While Rohit has acknowledged his limited physical power vis-à-vis Dhoni, Chris Gayle or AB deVilliers, the fact remains that the Mumbai batsman comfortably tops the list of six-hitters this year. No batsman has hit more than Rohit’s 45 sixes in 2017, and a docile Sri Lanka attack does provide him an opportunity to further his lead.
Another important selection could be that of Ajinkya Rahane. The Test vice-captain has been bearing the brunt of team management’s constricted view of him as an opener, and if that myopic vision continues, the man who has reeled off four fifties from his last four outings may have to warm the bench again. India surely could do better to instill confidence in their most-valued overseas performer.

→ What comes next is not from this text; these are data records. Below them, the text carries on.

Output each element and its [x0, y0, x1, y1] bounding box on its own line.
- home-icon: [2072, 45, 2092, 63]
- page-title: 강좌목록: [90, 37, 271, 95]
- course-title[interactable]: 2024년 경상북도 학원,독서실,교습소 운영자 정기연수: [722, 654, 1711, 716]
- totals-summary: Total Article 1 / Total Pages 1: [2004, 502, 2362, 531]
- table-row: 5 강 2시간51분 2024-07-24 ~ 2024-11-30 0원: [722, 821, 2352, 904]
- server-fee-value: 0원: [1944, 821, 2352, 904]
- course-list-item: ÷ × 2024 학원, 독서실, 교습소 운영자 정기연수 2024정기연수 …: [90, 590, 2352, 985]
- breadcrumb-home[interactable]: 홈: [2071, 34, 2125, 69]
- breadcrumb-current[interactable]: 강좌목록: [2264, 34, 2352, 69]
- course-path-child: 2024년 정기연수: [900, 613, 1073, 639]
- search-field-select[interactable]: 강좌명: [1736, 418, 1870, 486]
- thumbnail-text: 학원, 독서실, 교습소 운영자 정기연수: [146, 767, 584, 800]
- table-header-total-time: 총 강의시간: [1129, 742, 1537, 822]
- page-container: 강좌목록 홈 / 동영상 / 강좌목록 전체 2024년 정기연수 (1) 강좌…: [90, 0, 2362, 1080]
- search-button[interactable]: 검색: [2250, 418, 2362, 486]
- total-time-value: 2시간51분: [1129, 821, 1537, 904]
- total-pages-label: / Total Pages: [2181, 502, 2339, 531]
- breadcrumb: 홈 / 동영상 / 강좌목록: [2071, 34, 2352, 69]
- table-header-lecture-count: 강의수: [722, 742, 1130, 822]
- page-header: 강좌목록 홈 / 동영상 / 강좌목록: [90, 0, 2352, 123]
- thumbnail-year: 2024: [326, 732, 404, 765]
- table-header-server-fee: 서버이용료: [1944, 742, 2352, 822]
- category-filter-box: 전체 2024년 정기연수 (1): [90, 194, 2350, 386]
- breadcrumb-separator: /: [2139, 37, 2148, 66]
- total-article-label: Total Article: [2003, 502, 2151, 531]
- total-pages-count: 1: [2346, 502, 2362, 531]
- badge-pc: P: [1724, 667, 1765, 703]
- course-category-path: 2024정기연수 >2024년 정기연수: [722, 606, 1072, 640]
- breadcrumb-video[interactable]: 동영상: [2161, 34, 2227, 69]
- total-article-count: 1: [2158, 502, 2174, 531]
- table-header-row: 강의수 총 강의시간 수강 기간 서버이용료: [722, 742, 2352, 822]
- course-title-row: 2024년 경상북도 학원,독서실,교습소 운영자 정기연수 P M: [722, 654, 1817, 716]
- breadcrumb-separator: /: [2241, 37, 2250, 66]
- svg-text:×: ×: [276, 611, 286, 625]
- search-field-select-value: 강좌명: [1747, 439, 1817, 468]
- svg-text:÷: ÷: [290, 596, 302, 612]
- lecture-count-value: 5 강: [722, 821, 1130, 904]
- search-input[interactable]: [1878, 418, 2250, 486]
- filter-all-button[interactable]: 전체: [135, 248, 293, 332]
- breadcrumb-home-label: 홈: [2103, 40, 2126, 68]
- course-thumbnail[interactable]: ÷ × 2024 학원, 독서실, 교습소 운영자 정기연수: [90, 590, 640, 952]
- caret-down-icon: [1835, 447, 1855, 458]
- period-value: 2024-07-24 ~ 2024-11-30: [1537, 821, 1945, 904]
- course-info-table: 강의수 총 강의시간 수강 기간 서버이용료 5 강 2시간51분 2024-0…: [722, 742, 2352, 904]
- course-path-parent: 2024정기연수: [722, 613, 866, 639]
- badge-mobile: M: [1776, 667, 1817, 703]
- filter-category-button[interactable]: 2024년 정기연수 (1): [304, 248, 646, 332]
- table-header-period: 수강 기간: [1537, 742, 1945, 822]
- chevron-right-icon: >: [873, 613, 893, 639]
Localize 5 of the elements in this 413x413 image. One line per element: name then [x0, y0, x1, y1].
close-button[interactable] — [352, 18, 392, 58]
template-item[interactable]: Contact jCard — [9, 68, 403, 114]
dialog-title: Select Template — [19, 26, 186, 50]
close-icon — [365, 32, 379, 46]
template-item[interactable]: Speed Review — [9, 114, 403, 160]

Shreyas Iyer, on the back of his 70-ball 88 in Mohali, remains a certainty, in which case, Rahane could be accommodated in place of Dinesh Karthik or Manish Pandey. None of them inspired any confidence on the seaming Dharamsala track, and neither got an opportunity to bat in the second ODI, but should it come to selecting one, the axe could fall on Kathik, simply because India view Pandey as a middle-order option in the long run.
Visakhapatnam is India’s last stop in a hugely-successful ODI calendar, where, barring Champions Trophy, they have won everything that has come their way. The hosts have played five bilateral series this year — the most among top three ODI teams — and have won each of them. Rohit Sharma would not like to break that sequence.